El sector registra su mejor verano en una década y este año volverá a ser la gran locomotora de la economía española, con un crecimiento del PIB turístico del 3,6% al cierre del ejercicio. Pero el boom es consecuencia en gran parte de aspectos coyunturales y factores que nada tienen que ver con cómo se gestiona el negocio aquí.

El turismo español sigue celebrando récords y puede seguir presumiendo de ser el principal motor de la economía española. Y, sin embargo, gran parte de los factores que explican este boom del sector puede ser meramente coyuntural, viene dado en gran medida por los problemas ajenos y no por méritos propios, y en el propio sector se duda de la capacidad para consolidar –siquiera con magnitudes más discretas- parte del milagro actual.

El de este año ha sido el mejor verano para el sector en una década, según los datos de Exceltur, un lobby que agrupa a una treintena de las mayores empresas turísticas del país. Y es que ha sido un verano en que se ha registrado un incremento del PIB turístico del 3,7% en el tercer trimestre, la confianza empresarial del sector ha escalado a máximos desde comienzo de siglo, el 75% de las compañías turísticas ha elevado sus ventas y más de un 70% también sus beneficios…

Un acelerón que, aunque se contenga en lo que queda año, no impedirá que 2015 sea un año histórico. Con un nuevo récord de llegadas de turistas extranjeros (en el entorno de los 68 millones de viajeros), con máximo de ingresos por turismo (se superarán por primera vez los 50.000 millones de euros), el PIB del sector crecerá un 3,6% y será su sexto año consecutivo por encima de los ritmos del conjunto de la economía… Bien. Muy bien.

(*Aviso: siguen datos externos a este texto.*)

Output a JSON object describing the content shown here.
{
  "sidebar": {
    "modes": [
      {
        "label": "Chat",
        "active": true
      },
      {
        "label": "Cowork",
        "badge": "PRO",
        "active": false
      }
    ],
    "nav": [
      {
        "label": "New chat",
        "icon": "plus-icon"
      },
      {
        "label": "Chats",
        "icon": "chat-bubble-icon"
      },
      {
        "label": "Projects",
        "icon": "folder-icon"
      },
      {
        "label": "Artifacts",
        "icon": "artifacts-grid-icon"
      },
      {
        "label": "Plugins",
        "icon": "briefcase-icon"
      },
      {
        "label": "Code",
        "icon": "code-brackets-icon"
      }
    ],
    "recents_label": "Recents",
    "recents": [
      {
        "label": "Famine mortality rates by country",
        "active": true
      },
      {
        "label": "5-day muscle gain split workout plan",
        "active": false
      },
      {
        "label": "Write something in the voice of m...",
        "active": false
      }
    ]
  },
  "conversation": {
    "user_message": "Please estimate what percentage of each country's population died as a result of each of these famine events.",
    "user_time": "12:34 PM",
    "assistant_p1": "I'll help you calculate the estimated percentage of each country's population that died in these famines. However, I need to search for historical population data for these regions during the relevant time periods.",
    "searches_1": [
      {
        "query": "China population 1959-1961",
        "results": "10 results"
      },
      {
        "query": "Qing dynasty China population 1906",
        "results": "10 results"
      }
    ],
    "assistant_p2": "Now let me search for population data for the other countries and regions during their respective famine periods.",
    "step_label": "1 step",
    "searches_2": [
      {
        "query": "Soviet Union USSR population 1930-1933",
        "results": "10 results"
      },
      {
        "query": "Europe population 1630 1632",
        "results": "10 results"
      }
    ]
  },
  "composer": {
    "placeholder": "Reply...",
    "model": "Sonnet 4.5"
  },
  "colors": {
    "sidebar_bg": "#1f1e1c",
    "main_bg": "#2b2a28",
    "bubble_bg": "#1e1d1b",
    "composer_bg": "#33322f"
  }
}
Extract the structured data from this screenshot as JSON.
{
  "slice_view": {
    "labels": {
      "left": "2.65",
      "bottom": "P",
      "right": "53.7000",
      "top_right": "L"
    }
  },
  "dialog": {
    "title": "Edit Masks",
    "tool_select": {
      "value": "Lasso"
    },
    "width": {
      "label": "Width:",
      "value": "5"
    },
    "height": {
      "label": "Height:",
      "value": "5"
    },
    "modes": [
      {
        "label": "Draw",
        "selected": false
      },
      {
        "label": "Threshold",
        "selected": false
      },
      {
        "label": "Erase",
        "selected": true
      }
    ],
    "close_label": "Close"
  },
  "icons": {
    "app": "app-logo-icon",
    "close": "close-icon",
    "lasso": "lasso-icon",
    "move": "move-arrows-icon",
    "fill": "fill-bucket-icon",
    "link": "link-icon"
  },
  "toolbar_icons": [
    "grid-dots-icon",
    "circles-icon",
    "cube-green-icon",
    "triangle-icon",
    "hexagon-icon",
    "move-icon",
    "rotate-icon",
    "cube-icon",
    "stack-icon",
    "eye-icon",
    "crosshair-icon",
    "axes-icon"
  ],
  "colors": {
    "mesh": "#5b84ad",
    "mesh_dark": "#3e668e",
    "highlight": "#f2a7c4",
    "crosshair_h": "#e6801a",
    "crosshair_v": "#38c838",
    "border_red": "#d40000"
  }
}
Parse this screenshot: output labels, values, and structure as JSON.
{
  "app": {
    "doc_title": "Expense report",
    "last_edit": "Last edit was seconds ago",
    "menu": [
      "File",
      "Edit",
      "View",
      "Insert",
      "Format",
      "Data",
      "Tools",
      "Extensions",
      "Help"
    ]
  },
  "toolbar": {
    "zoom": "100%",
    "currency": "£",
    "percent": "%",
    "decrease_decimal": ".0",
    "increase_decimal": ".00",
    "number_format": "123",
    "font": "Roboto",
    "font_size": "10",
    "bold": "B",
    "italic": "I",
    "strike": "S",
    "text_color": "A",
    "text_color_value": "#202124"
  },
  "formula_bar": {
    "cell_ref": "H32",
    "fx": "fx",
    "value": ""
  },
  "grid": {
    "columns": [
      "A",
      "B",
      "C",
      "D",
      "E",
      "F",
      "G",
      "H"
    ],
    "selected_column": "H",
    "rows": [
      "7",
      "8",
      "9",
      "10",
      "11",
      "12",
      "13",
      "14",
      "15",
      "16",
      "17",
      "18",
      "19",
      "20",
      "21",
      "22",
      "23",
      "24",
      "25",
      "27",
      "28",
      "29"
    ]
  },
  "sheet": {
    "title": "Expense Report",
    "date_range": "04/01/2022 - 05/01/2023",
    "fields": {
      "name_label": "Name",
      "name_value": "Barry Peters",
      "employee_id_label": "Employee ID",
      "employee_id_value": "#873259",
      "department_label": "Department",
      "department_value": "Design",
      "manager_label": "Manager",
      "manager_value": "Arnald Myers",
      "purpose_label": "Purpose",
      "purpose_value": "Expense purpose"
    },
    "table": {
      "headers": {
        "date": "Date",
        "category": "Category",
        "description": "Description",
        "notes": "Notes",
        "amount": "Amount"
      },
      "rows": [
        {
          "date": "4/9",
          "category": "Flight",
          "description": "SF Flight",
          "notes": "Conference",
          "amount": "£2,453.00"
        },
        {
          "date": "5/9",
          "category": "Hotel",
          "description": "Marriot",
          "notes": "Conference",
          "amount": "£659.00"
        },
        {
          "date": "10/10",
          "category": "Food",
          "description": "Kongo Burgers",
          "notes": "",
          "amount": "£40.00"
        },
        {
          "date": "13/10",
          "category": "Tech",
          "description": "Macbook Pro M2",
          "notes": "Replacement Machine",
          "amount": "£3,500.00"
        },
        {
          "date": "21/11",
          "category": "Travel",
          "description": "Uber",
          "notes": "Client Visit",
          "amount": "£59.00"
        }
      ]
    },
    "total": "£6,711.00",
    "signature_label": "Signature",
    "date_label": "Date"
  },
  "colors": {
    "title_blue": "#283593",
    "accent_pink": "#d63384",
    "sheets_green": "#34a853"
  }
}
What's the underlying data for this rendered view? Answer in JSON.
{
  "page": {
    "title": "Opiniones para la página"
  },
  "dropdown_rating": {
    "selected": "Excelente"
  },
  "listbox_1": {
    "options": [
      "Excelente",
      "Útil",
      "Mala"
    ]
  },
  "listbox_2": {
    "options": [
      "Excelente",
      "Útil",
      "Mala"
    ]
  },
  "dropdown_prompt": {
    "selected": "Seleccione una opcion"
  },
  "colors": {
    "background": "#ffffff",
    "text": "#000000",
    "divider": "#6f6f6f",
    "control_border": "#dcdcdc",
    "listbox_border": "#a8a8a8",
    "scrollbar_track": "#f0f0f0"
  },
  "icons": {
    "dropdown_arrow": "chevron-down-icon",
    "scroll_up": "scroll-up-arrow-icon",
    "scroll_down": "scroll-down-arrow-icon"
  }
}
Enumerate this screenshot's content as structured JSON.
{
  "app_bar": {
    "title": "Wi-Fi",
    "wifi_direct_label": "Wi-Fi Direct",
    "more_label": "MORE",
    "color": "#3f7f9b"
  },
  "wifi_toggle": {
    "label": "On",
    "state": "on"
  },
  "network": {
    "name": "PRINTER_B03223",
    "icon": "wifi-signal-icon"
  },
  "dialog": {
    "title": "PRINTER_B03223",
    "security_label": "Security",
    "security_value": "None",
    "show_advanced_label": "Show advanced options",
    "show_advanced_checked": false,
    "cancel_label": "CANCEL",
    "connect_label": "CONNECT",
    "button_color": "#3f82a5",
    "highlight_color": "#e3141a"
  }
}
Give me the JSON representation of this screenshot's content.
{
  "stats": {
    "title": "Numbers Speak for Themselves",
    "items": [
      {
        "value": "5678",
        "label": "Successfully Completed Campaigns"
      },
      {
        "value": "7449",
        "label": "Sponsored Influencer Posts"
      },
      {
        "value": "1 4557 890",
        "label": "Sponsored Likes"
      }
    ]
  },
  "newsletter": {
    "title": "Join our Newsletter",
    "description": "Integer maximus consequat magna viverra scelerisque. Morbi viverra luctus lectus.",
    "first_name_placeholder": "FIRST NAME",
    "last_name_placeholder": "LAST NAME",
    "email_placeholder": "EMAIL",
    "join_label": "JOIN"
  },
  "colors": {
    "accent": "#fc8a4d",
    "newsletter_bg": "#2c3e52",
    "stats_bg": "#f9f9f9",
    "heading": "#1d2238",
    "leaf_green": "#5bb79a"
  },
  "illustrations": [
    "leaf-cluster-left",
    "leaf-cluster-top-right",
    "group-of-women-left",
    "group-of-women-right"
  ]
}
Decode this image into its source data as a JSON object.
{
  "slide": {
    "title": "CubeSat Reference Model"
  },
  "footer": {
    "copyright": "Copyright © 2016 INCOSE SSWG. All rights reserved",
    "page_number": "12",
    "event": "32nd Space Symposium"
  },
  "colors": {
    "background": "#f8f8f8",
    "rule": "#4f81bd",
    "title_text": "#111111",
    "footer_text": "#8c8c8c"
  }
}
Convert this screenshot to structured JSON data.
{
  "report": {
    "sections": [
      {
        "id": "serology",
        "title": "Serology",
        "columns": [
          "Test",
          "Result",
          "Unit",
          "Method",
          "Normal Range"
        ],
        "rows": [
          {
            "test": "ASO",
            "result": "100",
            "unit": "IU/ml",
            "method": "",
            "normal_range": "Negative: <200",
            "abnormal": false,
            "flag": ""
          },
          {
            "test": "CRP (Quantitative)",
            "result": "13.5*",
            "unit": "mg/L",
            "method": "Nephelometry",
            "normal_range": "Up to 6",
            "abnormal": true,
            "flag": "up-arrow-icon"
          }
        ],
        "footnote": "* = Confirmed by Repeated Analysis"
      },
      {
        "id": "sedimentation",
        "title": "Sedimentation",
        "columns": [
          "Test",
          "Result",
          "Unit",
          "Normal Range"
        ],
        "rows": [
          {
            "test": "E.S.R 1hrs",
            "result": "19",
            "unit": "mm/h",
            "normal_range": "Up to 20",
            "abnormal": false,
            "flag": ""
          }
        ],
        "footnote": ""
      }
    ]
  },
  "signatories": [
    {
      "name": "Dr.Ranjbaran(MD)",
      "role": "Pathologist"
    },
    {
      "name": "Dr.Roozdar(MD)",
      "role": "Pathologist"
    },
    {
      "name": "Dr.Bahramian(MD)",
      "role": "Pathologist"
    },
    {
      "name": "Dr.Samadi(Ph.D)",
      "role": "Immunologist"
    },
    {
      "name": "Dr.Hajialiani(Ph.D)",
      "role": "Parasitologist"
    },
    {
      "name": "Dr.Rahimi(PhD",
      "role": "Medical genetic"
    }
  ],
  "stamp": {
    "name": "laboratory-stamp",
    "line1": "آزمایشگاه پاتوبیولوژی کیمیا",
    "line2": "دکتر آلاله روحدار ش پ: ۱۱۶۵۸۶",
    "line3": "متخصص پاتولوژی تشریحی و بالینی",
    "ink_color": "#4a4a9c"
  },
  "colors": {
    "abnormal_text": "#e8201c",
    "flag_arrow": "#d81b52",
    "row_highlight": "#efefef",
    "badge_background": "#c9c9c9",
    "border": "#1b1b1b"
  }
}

Pero entre los peros (aparte de los problemas endémicos del modelo turístico español, con un turismo de masas, de baratillo, concentrado en el sol y playa, estacionalizado…), hay algunos preocupantes con el carácter coyuntural del boom y con causas fuera de control del sector nacional.

 

Los rivales del Mediterráneo no levantan cabeza

España se encuentra desde hace años prácticamente sin rivales (o sin parte de ellos) en la pugna por el turista de sol y playa en el Mediterráneo. Las revueltas de la primavera árabe, la inestabilidad política posterior, la guerra de Libia, los atentados terroristas en Túnez y Egipto contra turistas… han provocado desde 2011 el desvío de millones de turistas que han dejado de ir a las playas del norte de África y han elegido España como alternativa. El turismo se ha hundido en la zona y el gran problema para estos países es que resulta más que improbable que pueda repuntar a corto plazo.

 

Los touroperadores extranjeros ya no se arriesgan

En los últimos años, los grandes touroperadores internacionales –TUI y Thomas Cook, singularmente- han intentado mal que bien mantener parte de los flujos de viajeros hacia destinos del norte de África. Con bajos precios como principal reclamo, los hoteles de Egipto o Túnez han tratado de mantener el tipo y los touroperadores mantenían parte de sus cupos. Pero desde el año pasado, los mayoristas se han cansado de asumir los costes millonarios de redireccionar en plena temporada a miles de viajeros cuando la inestabilidad crecía en los destinos y ahora, según fuentes del sector, han optado por impulsar directamente las contrataciones de viajes hacia España.

 

Un euro débil frente a libra y dólar

El euro está barato. La depreciación de la divisa europea respecto a los niveles del año pasado en relación a la libra o el dólar nos convierte en un destino atractivo para los viajeros británicos o de países con economías dolarizadas. Este verano las pernoctaciones en hoteles españoles de los turistas de Reino Unido se han disparado un 11% y las de los estadounidenses, casi un 15%.

 

Petróleo barato

Los precios del petróleo se mantienen desde hace un año en niveles realmente bajos, oscilando en la horquilla entre los 50 y los 60 dólares por barril. La cotización se sitúa así muy lejos de la cota de los 100 dólares en que parecía que el crudo se había estabilizado en años anteriores. Un petróleo barato se traduce tradicionalmente en un impulso de la demanda de los consumidores (el ciudadano tiene más dinero en el bolsillo por el menor coste de la energía y por la contención de los precios en general) y en una alegría para las empresas (que ven cómo se recortan sus costes y pueden elevar sus márgenes). Además de la incidencia económica general, el impacto de un petróleo barato en el turismo –por su influencia directa en los medios de transporte- es aún mayor.